Но, втиснутые в клетку реального мира, такие люди почти всегда ему чужды. Мир гордыни и алчности косо смотрит на идеалиста, мечтателя. Если мечтатель заглядится на пролетающие облака, его упрекнут в праздности. Если он вслушивается в песни ветра, они радуют его душу, а окружающие тем временем спешат завладеть его имуществом. Если весь так называемый неодушевленный мир захватит его, призывая столь нежными и чарующими голосами, что кажется, они не могут не быть живыми и разумными, – мечтатель гибнет во власти стихий. Действительный мир всегда тянется к таким людям своими жадными лапами и завладевает ими. Именно таких жизнь превращает в покорных рабов. Такой была и Дженни в этом прозаическом мире. С детства каждый ее шаг был подсказан добротой и нежностью. Когда Себастьян падал и ушибался, это она, преодолевая тревогу и страх за брата, помогала ему встать и приводила к матери. Когда Джордж жаловался, что он голоден, она отдавала ему свой кусок хлеба. Долгими часами она баюкала младших братьев и сестер, ласково напевая и в то же время грезя о чем‑то. Едва научившись ходить, она стала верной помощницей матери. Она мыла, чистила, стряпала, бегала в лавку и нянчила малышей. Никто никогда не слыхал от нее ни слова жалобы, хотя она нередко задумывалась над своей горькой долей. Она знала, что многим девочкам живется гораздо привольнее и радостнее, но и не думала им завидовать; ей случалось втайне грустить, и все же она пела свои песенки. В ясные дни, когда она смотрела из окна кухни на улицу, ее тянуло на простор, в зеленые луга. Красота природы, ее линии и краски, свет и тени волновали девочку, как прекрасная музыка. Бывало, она уводила Джорджа и других детей в заросли орешника, в уютный тенистый уголок, где струился говорливый ручей, а вдали широко раскинулись поля. Она не умела, как делают поэты, выразить словами то, что чувствовала, но душа ее живо откликалась на всю эту красоту и радовалась каждому звуку, каждому дуновению.
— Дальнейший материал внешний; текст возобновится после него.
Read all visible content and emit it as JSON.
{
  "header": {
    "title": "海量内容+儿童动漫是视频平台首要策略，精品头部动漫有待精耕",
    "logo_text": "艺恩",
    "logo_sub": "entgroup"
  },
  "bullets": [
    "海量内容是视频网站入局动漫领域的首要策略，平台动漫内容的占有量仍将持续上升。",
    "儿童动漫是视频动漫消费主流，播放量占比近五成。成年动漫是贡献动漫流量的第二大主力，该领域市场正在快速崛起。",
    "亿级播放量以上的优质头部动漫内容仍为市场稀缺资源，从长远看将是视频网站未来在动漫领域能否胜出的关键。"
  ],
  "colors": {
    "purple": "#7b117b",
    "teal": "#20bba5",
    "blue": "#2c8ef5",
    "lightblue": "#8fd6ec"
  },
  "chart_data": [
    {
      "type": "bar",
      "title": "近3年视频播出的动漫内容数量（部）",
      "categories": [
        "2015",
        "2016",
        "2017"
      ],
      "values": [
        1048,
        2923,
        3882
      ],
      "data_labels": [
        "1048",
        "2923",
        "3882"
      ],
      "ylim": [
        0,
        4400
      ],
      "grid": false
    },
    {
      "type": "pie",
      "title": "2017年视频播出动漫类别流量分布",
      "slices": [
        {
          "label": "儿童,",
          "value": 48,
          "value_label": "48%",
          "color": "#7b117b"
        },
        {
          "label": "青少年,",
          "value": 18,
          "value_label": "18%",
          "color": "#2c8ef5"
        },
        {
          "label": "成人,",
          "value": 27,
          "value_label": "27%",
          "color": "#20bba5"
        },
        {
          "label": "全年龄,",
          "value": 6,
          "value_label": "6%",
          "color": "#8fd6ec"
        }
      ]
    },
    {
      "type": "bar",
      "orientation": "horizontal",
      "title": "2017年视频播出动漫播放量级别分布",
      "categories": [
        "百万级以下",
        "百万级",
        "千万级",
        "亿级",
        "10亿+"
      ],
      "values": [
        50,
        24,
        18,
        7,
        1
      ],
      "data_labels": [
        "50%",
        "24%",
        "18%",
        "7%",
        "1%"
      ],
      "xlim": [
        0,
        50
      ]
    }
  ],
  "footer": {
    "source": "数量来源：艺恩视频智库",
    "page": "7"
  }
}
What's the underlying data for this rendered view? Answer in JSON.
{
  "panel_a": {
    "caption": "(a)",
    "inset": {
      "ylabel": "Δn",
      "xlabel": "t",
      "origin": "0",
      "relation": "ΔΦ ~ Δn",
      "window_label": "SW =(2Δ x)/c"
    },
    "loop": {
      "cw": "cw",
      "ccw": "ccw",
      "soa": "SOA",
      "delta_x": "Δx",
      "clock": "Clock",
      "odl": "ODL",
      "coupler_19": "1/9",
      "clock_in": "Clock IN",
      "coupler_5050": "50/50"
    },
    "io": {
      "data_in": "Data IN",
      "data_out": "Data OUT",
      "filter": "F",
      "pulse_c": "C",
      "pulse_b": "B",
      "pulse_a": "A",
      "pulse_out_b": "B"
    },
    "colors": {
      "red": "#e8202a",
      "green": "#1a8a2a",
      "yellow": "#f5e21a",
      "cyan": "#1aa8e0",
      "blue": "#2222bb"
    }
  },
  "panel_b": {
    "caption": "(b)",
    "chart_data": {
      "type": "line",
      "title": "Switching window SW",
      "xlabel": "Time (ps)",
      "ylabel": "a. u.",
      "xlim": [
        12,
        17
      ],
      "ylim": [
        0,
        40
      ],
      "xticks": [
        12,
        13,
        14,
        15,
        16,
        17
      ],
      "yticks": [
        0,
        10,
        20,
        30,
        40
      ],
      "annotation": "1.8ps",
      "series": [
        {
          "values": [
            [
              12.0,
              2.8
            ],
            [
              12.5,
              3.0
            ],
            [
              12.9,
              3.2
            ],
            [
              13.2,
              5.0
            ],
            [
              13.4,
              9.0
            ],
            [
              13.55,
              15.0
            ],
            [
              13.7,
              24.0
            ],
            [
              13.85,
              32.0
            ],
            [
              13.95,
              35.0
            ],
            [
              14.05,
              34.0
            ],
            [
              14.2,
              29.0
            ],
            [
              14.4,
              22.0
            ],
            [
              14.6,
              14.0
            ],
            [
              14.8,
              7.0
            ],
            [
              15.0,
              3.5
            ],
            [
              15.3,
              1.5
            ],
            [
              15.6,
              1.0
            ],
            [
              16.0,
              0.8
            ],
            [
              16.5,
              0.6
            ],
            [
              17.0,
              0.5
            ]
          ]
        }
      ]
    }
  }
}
Когда издалека доносилось негромкое, нежное воркованье лесных горлинок – этих духов лета, – она наклоняла голову и прислушивалась, и полные нежности звуки, словно серебряные капли, падали ей прямо в сердце.
Когда солнце пригревало жарче и сквозные тени и золотые узоры ложились на траву, Дженни не могла налюбоваться ими, ее тянуло туда, где лучи сверкали всего ярче, и, как завороженная, она уходила все дальше в мирную чащу леса.
Она чувствовала всю прелесть красок. Чудесное сияние, что разливается по небу в час заката, несказанно радовало и восхищало ее.
– Хорошо бы уплыть с этими облаками, – совсем по‑детски сказала она однажды.
Она нашла качели, которые сама природа сплела из лозы дикого винограда, и теперь качалась на них с Мартой и Джорджем.
– Да, если бы была такая лодка, – сказал Джордж.
Запрокинув голову, Дженни смотрела на далекое облако – алый остров в море серебра.
– Вот бы людям жить на таком острове, – сказала она.
Мысленно она была уже там и легко пробегала по воздушным тропам.
– Смотри, пчела, – объявил Джордж, показывая на летящего мимо шмеля.
– Да, – мечтательно отозвалась Дженни, – она спешит к себе домой.
– А разве у всех есть дом? – спросила Марта.
– Почти у всех, – ответила Дженни.
– И у птиц? – спросил Джордж.
– Да, – сказала Дженни, всем существом чувствуя поэзию этой мысли, – и у птиц есть дом.
– И у пчел? – настаивала Марта.
– Да, и у пчел.
– И у собак? – спросил Джордж, увидев невдалеке на дороге одиноко бредущего пса.
– Ну конечно, – сказала Дженни. – Разве ты не знаешь, что у собак есть дом?
– А у комаров? – приставал мальчик, заметив комариный хоровод, вьющийся в прозрачных сумерках.
– Да, – сказала она, сама наполовину веря этому. – Слушайте!
– Ого! – недоверчиво воскликнул Джордж. – Вот бы поглядеть, какие у них дома.
– Слушайте! – настойчиво повторила Дженни и подняла руку, призывая к молчанию.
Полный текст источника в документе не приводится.